① We will be flying at an altitude of 18,000 meters.
(訳:高度18,000メートルで飛行します)
「補足説明:この便はいつも18,000メートルで飛ぶことになっているので、当然その高度で飛ぶことになる」
② We will fly at an altitude of 18,000 meters
(訳:高度18,000メートルで飛行します)
「補足説明:今、18,000メートルで飛ぶことにしました」
③ We are flying at an altitude of 18,000 meters.
(訳: (今現在)18,000 メートルで飛んでいる)
④ We are flying at an altitude of 18,000 meters today.
(訳:今日18,000 メートルで飛ぶことになった)
[補足説明:当局の決定により、今日18,000 メートルで飛ぶことになった」
⑤ We are going to fly at an altitude of 18,000 meters.
(訳:今日18,000 メートルで飛ぶことになった)
ただし、⑤の場合には会社の決定かパイロット自身の決定かは定かではない。 (『アメリカ人語3  第5章 p73-』)

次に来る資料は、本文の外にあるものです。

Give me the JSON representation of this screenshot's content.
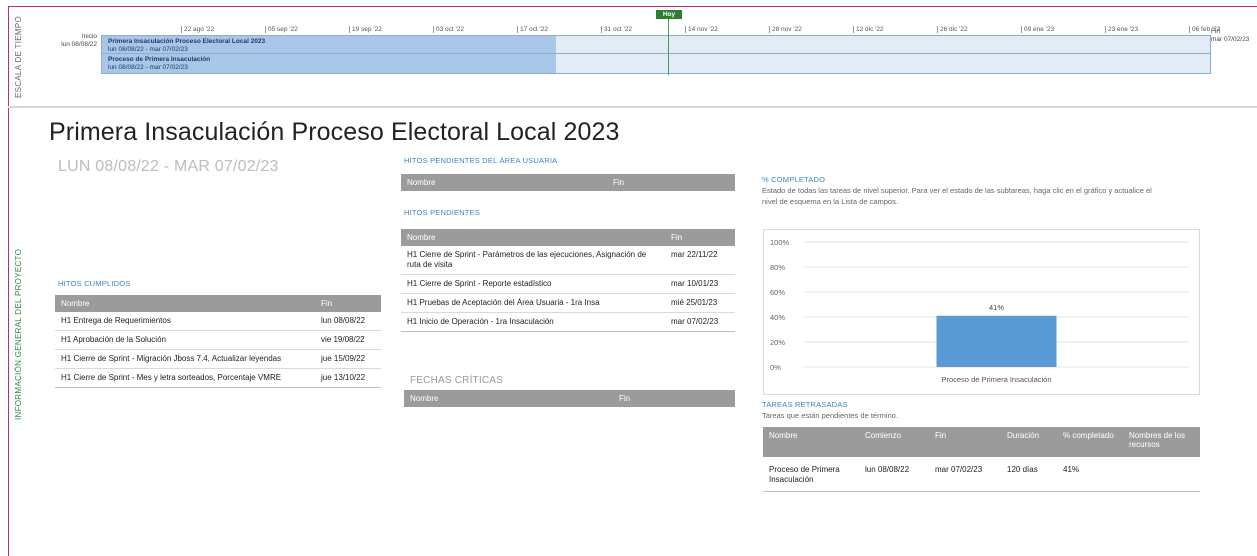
{
  "side_labels": {
    "timescale": "ESCALA DE TIEMPO",
    "project_info": "INFORMACIÓN GENERAL DEL PROYECTO"
  },
  "timeline": {
    "today_label": "Hoy",
    "start_label": "Inicio",
    "start_date": "lun 08/08/22",
    "end_label": "Fin",
    "end_date": "mar 07/02/23",
    "ticks": [
      "22 ago '22",
      "05 sep '22",
      "19 sep '22",
      "03 oct '22",
      "17 oct '22",
      "31 oct '22",
      "14 nov '22",
      "28 nov '22",
      "12 dic '22",
      "26 dic '22",
      "09 ene '23",
      "23 ene '23",
      "06 feb '23"
    ],
    "tasks": [
      {
        "name": "Primera Insaculación Proceso Electoral Local 2023",
        "dates": "lun 08/08/22 - mar 07/02/23"
      },
      {
        "name": "Proceso de Primera Insaculación",
        "dates": "lun 08/08/22 - mar 07/02/23"
      }
    ]
  },
  "title": "Primera Insaculación Proceso Electoral Local 2023",
  "date_range": "LUN 08/08/22 - MAR 07/02/23",
  "hitos_cumplidos": {
    "heading": "HITOS CUMPLIDOS",
    "columns": [
      "Nombre",
      "Fin"
    ],
    "rows": [
      [
        "H1 Entrega de Requerimientos",
        "lun 08/08/22"
      ],
      [
        "H1 Aprobación de la Solución",
        "vie 19/08/22"
      ],
      [
        "H1 Cierre de Sprint - Migración Jboss 7.4, Actualizar leyendas",
        "jue 15/09/22"
      ],
      [
        "H1 Cierre de Sprint - Mes y letra sorteados, Porcentaje VMRE",
        "jue 13/10/22"
      ]
    ]
  },
  "hitos_usuaria": {
    "heading": "HITOS PENDIENTES DEL ÁREA USUARIA",
    "columns": [
      "Nombre",
      "Fin"
    ]
  },
  "hitos_pendientes": {
    "heading": "HITOS PENDIENTES",
    "columns": [
      "Nombre",
      "Fin"
    ],
    "rows": [
      [
        "H1 Cierre de Sprint - Parámetros de las ejecuciones, Asignación de ruta de visita",
        "mar 22/11/22"
      ],
      [
        "H1 Cierre de Sprint - Reporte estadístico",
        "mar 10/01/23"
      ],
      [
        "H1 Pruebas de Aceptación del Área Usuaria - 1ra Insa",
        "mié 25/01/23"
      ],
      [
        "H1 Inicio de Operación - 1ra Insaculación",
        "mar 07/02/23"
      ]
    ]
  },
  "fechas_criticas": {
    "heading": "FECHAS CRÍTICAS",
    "columns": [
      "Nombre",
      "Fin"
    ]
  },
  "completado": {
    "heading": "% COMPLETADO",
    "description": "Estado de todas las tareas de nivel superior. Para ver el estado de las subtareas, haga clic en el gráfico y actualice el nivel de esquema en la Lista de campos."
  },
  "chart_data": {
    "type": "bar",
    "categories": [
      "Proceso de Primera Insaculación"
    ],
    "values": [
      41
    ],
    "data_labels": [
      "41%"
    ],
    "ylim": [
      0,
      100
    ],
    "yticks": [
      "0%",
      "20%",
      "40%",
      "60%",
      "80%",
      "100%"
    ],
    "grid": true,
    "color": "#5b9bd5"
  },
  "tareas_retrasadas": {
    "heading": "TAREAS RETRASADAS",
    "description": "Tareas que están pendientes de término.",
    "columns": [
      "Nombre",
      "Comienzo",
      "Fin",
      "Duración",
      "% completado",
      "Nombres de los recursos"
    ],
    "rows": [
      [
        "Proceso de Primera Insaculación",
        "lun 08/08/22",
        "mar 07/02/23",
        "120 días",
        "41%",
        ""
      ]
    ]
  },
  "colors": {
    "frame": "#c0287b",
    "accent_blue": "#3d83c7",
    "table_header": "#9b9b9b",
    "today": "#2e7d32"
  }
}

さて、読者は上記5つの違いを正確に説明し、場面に応じて適切に使い分けができるでしょうか。文法用語を使って、通り一辺の説明はできるかもしれませんが、具体的な場面での使い分けはなかなか難しいのではないでしょうか。
友人や知人同士の日常会話レベルでは、このような使い分けができなくても咎める英米人の友人は皆無でしょう(親切心から助言をしてくれる人はいる可能性はありますが)。しかし、翻訳の現場では、小さな表現上のニュアンスの違いが大きなビジネス上のトラブルに繋がる可能性があります。プロの翻訳者を目指すなら、英和翻訳であれ、和英翻訳であれ、こうした英語と日本語のニュアンスの違いを理解しておくことは非常に重要です。

ここでは未来形進行形についての例をあげましたが、本書では、日本人の英語学習者が気づきにくい、単語レベル、文法レベルにおける英語と日本語との微妙な差異を、豊富な具体例を挙げて丁寧に説明しています。本書を読み、日常、大して気にもかけず口にする英語表現、何気なく書いている英文は、英米人に対して、話者や書き手が意図する正しいニュアンスで伝わっているのかを検証してみることをお勧めします。

『アメリカ人語』の著者らは、『英和イディオム完全対訳辞典』(朝日出版)という優れた辞典も出版しておりそちらも参考にしてください。